Funktion und Aufbau von USV-Anlagen
Eine unterbrechungsfreie Stromversorgung hält die Ausgangsspannung für angeschlossene Verbraucher stabil, auch wenn das öffentliche Netz gestört ist oder kurz ausfällt. Dazu wird Energie in Speichern vorgehalten und über eine leistungselektronische Einheit an die Last abgegeben. Je nach Systemkonzept können USV-Anlagen Netzstörungen filtern, Spannungen nachregeln und bei Netzausfall ohne Umschaltunterbruch auf Batteriebetrieb wechseln. Zum Aufbau gehören typischerweise Gleichrichter, Wechselrichter, Energiespeicher, Steuerung, Schutzorgane und ein manueller oder automatischer Bypass für Wartung oder Störungsfälle.
Einsatzbereiche für unterbrechungsfreie Versorgung
USV-Anlagen werden dort eingesetzt, wo selbst kurze Unterbrüche zu Datenverlust, Betriebsstillstand oder Fehlfunktionen führen können. Typische Anwendungen sind Server- und Kommunikationsräume, Leitsysteme, Steuerungen in technischen Anlagen, Sicherheits- und Meldeeinrichtungen sowie sensible Mess- und Laborumgebungen.
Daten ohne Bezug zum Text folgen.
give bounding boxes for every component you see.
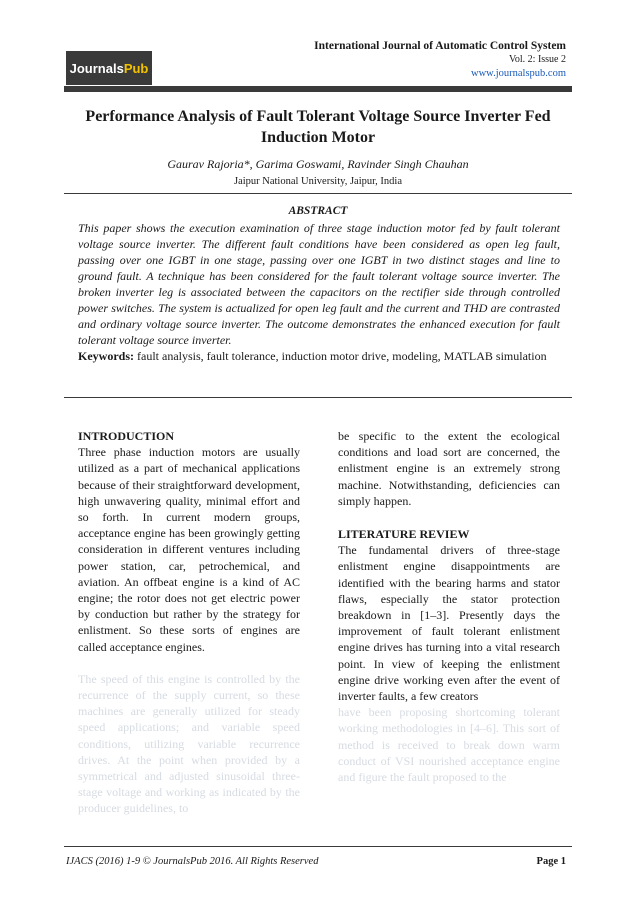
literature-review-faded-text: have been proposing shortcoming tolerant working methodologies in [4–6]. This sort of method is received to break down warm conduct of VSI nourished acceptance engine and figure the fault proposed to the xyxy=(338,705,560,785)
literature-review-heading: LITERATURE REVIEW xyxy=(338,527,470,542)
abstract-heading: ABSTRACT xyxy=(288,205,348,217)
footer-copyright: IJACS (2016) 1-9 © JournalsPub 2016. All Rights Reserved xyxy=(66,856,319,867)
page-number: Page 1 xyxy=(536,856,566,867)
journal-volume: Vol. 2: Issue 2 xyxy=(508,54,566,65)
paper-affiliation: Jaipur National University, Jaipur, India xyxy=(233,176,403,187)
keywords-label: Keywords: xyxy=(78,349,134,363)
introduction-heading: INTRODUCTION xyxy=(78,429,175,443)
literature-review-text: The fundamental drivers of three-stage enlistment engine disappointments are identified with the bearing harms and stator flaws, especially the stator protection breakdown in [1–3]. Presently days the improvement of fault tolerant enlistment engine drives has turning into a vital research point. In view of keeping the enlistment engine drive working even after the event of inverter faults, a few creators xyxy=(338,543,560,704)
abstract-text: This paper shows the execution examination of three stage induction motor fed by fault tolerant voltage source inverter. The different fault conditions have been considered as open leg fault, passing over one IGBT in one stage, passing over one IGBT in two distinct stages and line to ground fault. A technique has been considered for the fault tolerant voltage source inverter. The broken inverter leg is associated between the capacitors on the rectifier side through controlled power switches. The system is actualized for open leg fault and the current and THD are contrasted and ordinary voltage source inverter. The outcome demonstrates the enhanced execution for fault tolerant voltage source inverter. xyxy=(78,221,560,347)
keywords-rule xyxy=(64,397,572,398)
keywords-text: fault analysis, fault tolerance, induction motor drive, modeling, MATLAB simulation xyxy=(137,349,547,363)
keywords xyxy=(78,348,560,365)
right-paragraph-1: be specific to the extent the ecological conditions and load sort are concerned, the enlistment engine is an extremely strong machine. Notwithstanding, deficiencies can simply happen. xyxy=(338,429,560,508)
footer-rule xyxy=(64,846,572,847)
logo-text-pub: Pub xyxy=(123,60,149,76)
introduction-paragraph-1: Three phase induction motors are usually utilized as a part of mechanical applications because of their straightforward development, high unwavering quality, minimal effort and so forth. In current modern groups, acceptance engine has been growingly getting consideration in different ventures including power station, car, petrochemical, and aviation. An offbeat engine is a kind of AC engine; the rotor does not get electric power by conduction but rather by the strategy for enlistment. So these sorts of engines are called acceptance engines. xyxy=(78,445,300,654)
paper-authors: Gaurav Rajoria*, Garima Goswami, Ravinder Singh Chauhan xyxy=(167,157,469,171)
journalspub-logo xyxy=(66,51,152,85)
header-rule xyxy=(64,86,572,92)
introduction-paragraph-2: The speed of this engine is controlled by the recurrence of the supply current, so these machines are generally utilized for steady speed applications; and variable speed conditions, utilizing variable recurrence drives. At the point when provided by a symmetrical and adjusted sinusoidal three-stage voltage and working as indicated by the producer guidelines, to xyxy=(78,671,300,816)
left-column xyxy=(78,428,300,817)
affiliation-rule xyxy=(64,193,572,194)
right-column xyxy=(338,428,560,785)
journal-url[interactable]: www.journalspub.com xyxy=(471,68,566,79)
logo-text-journals: Journals xyxy=(69,60,124,76)
paper-title: Performance Analysis of Fault Tolerant Voltage Source Inverter Fed Induction Motor xyxy=(85,108,551,146)
journal-name: International Journal of Automatic Control System xyxy=(314,40,566,52)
In Gebäuden mit zusätzlicher Notstromerzeugung dienen sie oft dazu, die Zeit bis zum Anlauf eines Dieselgenerators oder einer anderen Ersatzstromquelle zu überbrücken. Sie kommen auch zum Einsatz, wenn Verbraucher bei Spannungsschwankungen oder kurzen Netzeinbrüchen besonders störungsanfällig sind.
Systemarten und Auslegungskriterien
USV-Anlagen werden unter anderem nach ihrer Topologie unterschieden, etwa als Offline-, Line-Interactive- oder Online-Systeme mit permanenter Doppelwandlung. Die Wahl hängt von der Empfindlichkeit der Lasten, den zu erwartenden Netzstörungen und der geforderten Versorgungsqualität ab. Weiter relevant sind die benötigte Leistung, die Überbrückungszeit, ein- oder dreiphasige Ausführung, Redundanzkonzepte sowie die Anordnung als dezentrale Einzelanlage oder zentrale Versorgung mehrerer Stromkreise. Für die Auslegung sind zudem Batterietechnik, Aufstellbedingungen, Wärmeabgabe, Wartungszugang und die Einbindung in die bestehende Verteilinfrastruktur zu berücksichtigen.
Abgrenzung zu anderen Leistungen der Notstromversorgung
USV-Anlagen unterscheiden sich von Dieselgeneratoren, Generatorgruppen oder Turbinenanlagen durch ihre Aufgabe: Sie stellen die Versorgung ohne Verzögerung sicher, jedoch in der Regel nur für eine begrenzte Zeit. Generatorgestützte Systeme decken dagegen längere Ausfälle ab, benötigen aber Anlauf- und Umschaltprozesse. Gegenüber Akkumulatoren, Batterieladegeräten oder Akkumulatorenprüfgeräten beschreibt die Leistung nicht einzelne Komponenten, sondern das vollständige Versorgungssystem mit Leistungsumwandlung und Steuerung. Auch von Notstrombeleuchtungen ist sie abzugrenzen: Diese beziehen sich auf eine bestimmte Sicherheitsfunktion, während USV-Anlagen allgemeine kritische Verbraucher absichern.